While Grocott, listening on the stairs, chuckled grimly. "You thought you were going to stop my girl's marriage, did you?" he muttered, shaking his fist in the direction of the sounds. "You thought you'd stop her being my lady, did you? Stop her now if you can, my little madam. I have you like a mouse in a trap; and when you are cooler, my Lady Maitland shall let you out. My lady, ha! ha! What a sound it has. My Lady Maitland!"

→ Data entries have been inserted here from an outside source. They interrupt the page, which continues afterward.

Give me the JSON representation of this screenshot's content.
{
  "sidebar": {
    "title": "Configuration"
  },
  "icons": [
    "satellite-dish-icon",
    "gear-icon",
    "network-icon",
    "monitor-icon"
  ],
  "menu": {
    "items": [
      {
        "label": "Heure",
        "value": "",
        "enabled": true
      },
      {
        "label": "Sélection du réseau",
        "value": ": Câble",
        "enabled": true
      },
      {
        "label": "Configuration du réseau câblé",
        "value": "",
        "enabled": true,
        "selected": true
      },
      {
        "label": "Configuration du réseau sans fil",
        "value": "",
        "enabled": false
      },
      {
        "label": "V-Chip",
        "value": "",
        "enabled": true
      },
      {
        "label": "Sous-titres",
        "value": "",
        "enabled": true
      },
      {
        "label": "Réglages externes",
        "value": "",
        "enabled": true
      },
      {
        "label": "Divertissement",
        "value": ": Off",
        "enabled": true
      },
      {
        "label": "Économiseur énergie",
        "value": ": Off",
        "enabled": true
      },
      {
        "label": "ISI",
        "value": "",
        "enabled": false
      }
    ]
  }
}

Then reflecting that Hawkesworth, whom he hated, and had cause to hate, had placed this triumph in his grasp--and would now, as things had turned out, get nothing by it--he shook with savage laughter. "Lady Maitland!" he chuckled. "Ho! ho! And he gets--the shells! The shells, ho! ho!"
CHAPTER X
[SIR HERVEY TAKES THE FIELD]
In his rooms at the corner house between Portugal Street and Bolton Street, so placed that by glancing a trifle on one side of the oval mirror before him he could see the Queen's Walk and the sloping pastures of the Green Park, Sir Hervey Coke was being shaved. A pile of loose gold which lay on the dressing-table indicated that the evening at White's had not been unpropitious. An empty chocolate cup and half-eaten roll stood beside the money, and, with Sir Hervey's turban-cap and embroidered gown, indicated that the baronet, who in the country broke his fast on beef and small beer, and began the day booted, followed, in town, town fashions. To-day, however, early as it was--barely ten--his wig hung freshly curled on the stand, and a snuff-coloured coat and long-flapped waistcoat, plainly laced, were airing at the fire; signs that he intended to be abroad betimes, and on business.
Perhaps the business had to do with an open letter in his lap, at which the man who was shaving him cocked his eye inquisitively between strokes. Or perhaps not, for Sir Hervey did not seem to heed this curiosity; but the valet had before had reason--and was presently to have fresh reason--to know that his taciturn master saw more than he had the air of seeing.